4: If the dataset is their only interest, be concerned

Data science in the private sector commonly includes skills used in academic research. But if you’re hiring for a hands-on, product-focused data role, you don’t want to hire someone who takes a strictly academic approach to their work. Your dataset may be the only thing about your company that interests some candidates. So even if they have the skills for the role, they won’t be committed to your company’s growth.

Eric does want people to be interested in the data. Quora has more than 200 million monthly active users, who interact through questions ranging from, “Why do bees die after they sting?” to “What are the best tips for raising venture capital funding?”

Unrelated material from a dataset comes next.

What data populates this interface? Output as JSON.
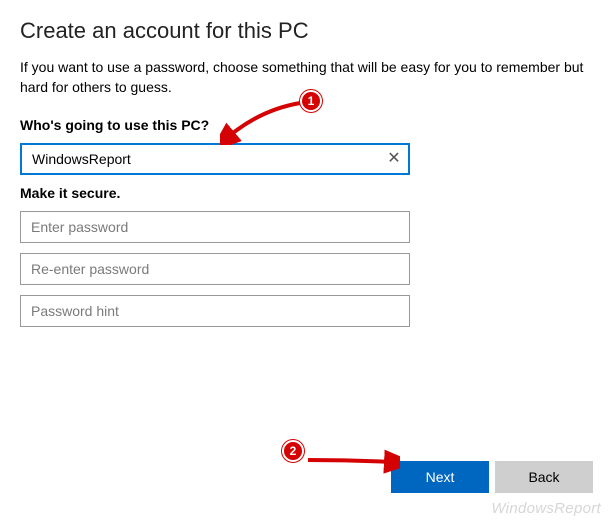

That data is interesting! But when the first thing that a candidate from a research background says in an interview is that they’re interested in Quora’s dataset, “that can be a red flag. It sounds like you’re still thinking about writing papers.” Quora won’t benefit from hiring a data scientist who is stuck in a pure research mindset to the detriment of discovering insights that can be applied to the company’s product and growth.

This is one of the biggest divisions among candidates. There are those who care about whether their work determines the success of the company where they work, and those who don’t. At a corporation with tens of thousands or hundreds of thousands of employees, employees may not be able to see their impact, and so in some cases it’s okay for them to be hyper-focused without feeling especially responsible for the company’s overall success. But Quora only has about 200 employees. It’s still at a stage where every person’s contribution matters in a direct way.

So when he’s interviewing candidates, Eric is looking for enthusiasm about product work and impactful data analysis. Even when he’s interviewing undergrads, he’s looking for them to be hungry to learn about product development as well as deploying and growing their technical skills. The best candidates are those who demonstrate interest in finding creative ways to increase user engagement, who want to tinker with a/b testing, or want to improve ad targeting in order to better target potential users or customers with the right content and products.

5: Disgruntled is good

Whereas some PhDs can be red-flag candidates due to a single-minded interest in the dataset, there’s another subset of PhDs that Eric says tend to excel in private sector data science jobs. He calls this type the “disgruntled grad student.”

These are graduate students who are sick of how slowly academic research moves, and want something faster and higher energy, where they can see the impact of their work sooner. Eric sees the same drive in undergraduate students who take on projects and jobs outside their studies. He sees it in private sector professionals who want more challenging jobs. What these three types of candidates have in common is that they want their work to make a difference in the success of the company.


The trick to identifying candidates who want to grow their skill sets, and have a zeal for product work, is to give them a chance to show you their best selves. Challenge them, put them under pressure, but also give them a sense of direction. Ultimately you want to make sure you are speaking the same language. Just like the candidates who know what they don’t like, but aren’t sure of what they want, you may not know what the ideal candidate looks like if you don’t give yourself a chance to see all your candidates clearly.